“Jesus Now Is Calling”

"The LORD also will be a refuge for the oppressed…" (Ps. 9.9)

     INTRO.: A song which invites those who are oppressed to come to the Lord is "Jesus Now Is Calling." The text was written and the tune was composed both by Ralph Erskine Hudson (1843-1901). A Napoleon, OH, native who grew up in Pennsylvania, he was a music teacher at Ut. Union College in Alliance, OH, for several years and then established a music publishing business in Cleveland, OH. Between 1882 and 1893 he compiled some nine books. I have not been able to find any information on the date of this song or its origin of publication. This is a rare instance of where Hudson produced both words and music. He is best remembered for providing melodies for the lyrics of others, such as Isaac Watts’s "Alas, and did my Savior bleed?" ("At the Cross"), Francis R. Havergal’s "The Half Has Never Yet Been Told," William Cushing’s "I Will Follow Jesus," and Clara T. Williams’s "Satisfied."  However, he did provide a text "I’ll Live for Him Who Died for Me" with a tune by Charles R. Dunbar.  Among hymnbooks published by members of the Lord’s church during the twentieth century for use in churches of Christ, "Jesus Now Is Calling" appeared in the 1948 Christian Hymns No. 2 and the 1966 Christian Hymns No. 3 both edited by L. O. Sanderson; the 1971 Songs of the Church (original edition only) edited by Alton H. Howard; and the 1978 Hymns of Praise edited by Reuel Lemmons.  Today it may be found in the 2007 Sacred Songs of the Church edited by William D. Jeffcoat.

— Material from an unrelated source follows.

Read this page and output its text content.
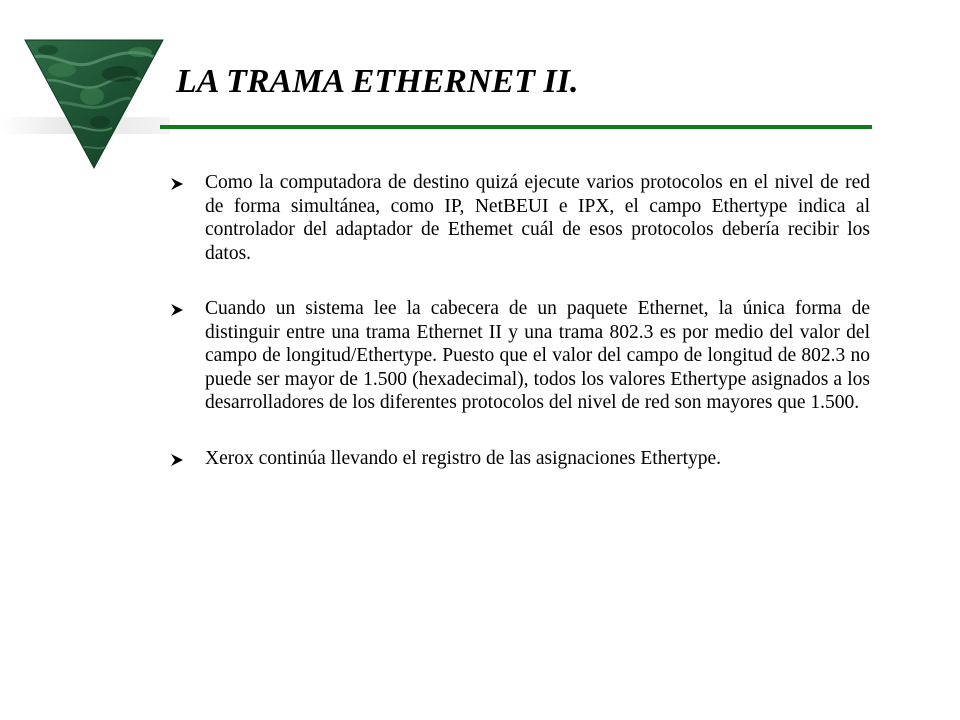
LA TRAMA ETHERNET II.
Como la computadora de destino quizá ejecute varios protocolos en el nivel de red de forma simultánea, como IP, NetBEUI e IPX, el campo Ethertype indica al controlador del adaptador de Ethemet cuál de esos protocolos debería recibir los datos.
Cuando un sistema lee la cabecera de un paquete Ethernet, la única forma de distinguir entre una trama Ethernet II y una trama 802.3 es por medio del valor del campo de longitud/Ethertype. Puesto que el valor del campo de longitud de 802.3 no puede ser mayor de 1.500 (hexadecimal), todos los valores Ethertype asignados a los desarrolladores de los diferentes protocolos del nivel de red son mayores que 1.500.
Xerox continúa llevando el registro de las asignaciones Ethertype.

     The song has most often been used in extending the Lord’s invitation to come to Him for rest.

I. Stanza 1 points out what Jesus will do
"Come, ye weary and oppressed, Jesus now is calling you;
Come to Him, He’ll give you rest–Jesus bids you come."
 A. Jesus wants people to come to Him: Jn. 6.45
 B. Those who need to come to Jesus are pictured as being oppressed, just as those who needed Jesus’s healing during His lifetime were oppressed of the devil: Acts 10.38
 C. To those who come to Him, He will give rest: Matt. 11.28-30

II. Stanza 2 points out what Jesus has done
"Though your sins like mountains rise, Jesus now is calling you;
He has made the sacrifice–And He bids you come."
 A. The basic reason why we need Jesus is because of our sins: Rom. 3.23
 B. Sometimes it may seem as if our sins like mountains rise and we think of ourselves as the chief of sinners, as did the apostle Paul: 1 Tim. 1.15
 C. However, Jesus has made the sacrifice that is needed to put away all our sins: Heb. 9.26

III. Stanza 3 points out what Jesus can do
"Though your sins like scarlet be, Jesus now is calling you;
From your sins He’ll set you free, And He bids you come."
 A. Sin is pictured as being something scarlet that stains our souls: Isa. 1.18
 B. Therefore, what a person needs more than anything else is remission of sins: Matt. 26:28
 C. And Jesus came to make us free from sin: Jn. 8:36

     CONCL.: The chorus emphasizes the fact that this Savior calls us to come to Him.
"Jesus now is calling, Calling, calling;
Jesus now is calling you, Calling you to come."
When I was a teenage songleader and the congregation where we attended was still using Christian Hymns No. 2, I tried to introduce this song without much success. Once a number of years ago, in a congregation where I was preaching that used Sacred Selections, I would occasionally copy songs from other books for use on singing nights; we sang this one and one of the members said that he had fond memories of singing it frequently when he was growing up. While there are many good invitation songs available for our use, we should remember that the primary purpose of an invitation song is to let those who need to respond to the invitation to know that "Jesus Now Is Calling."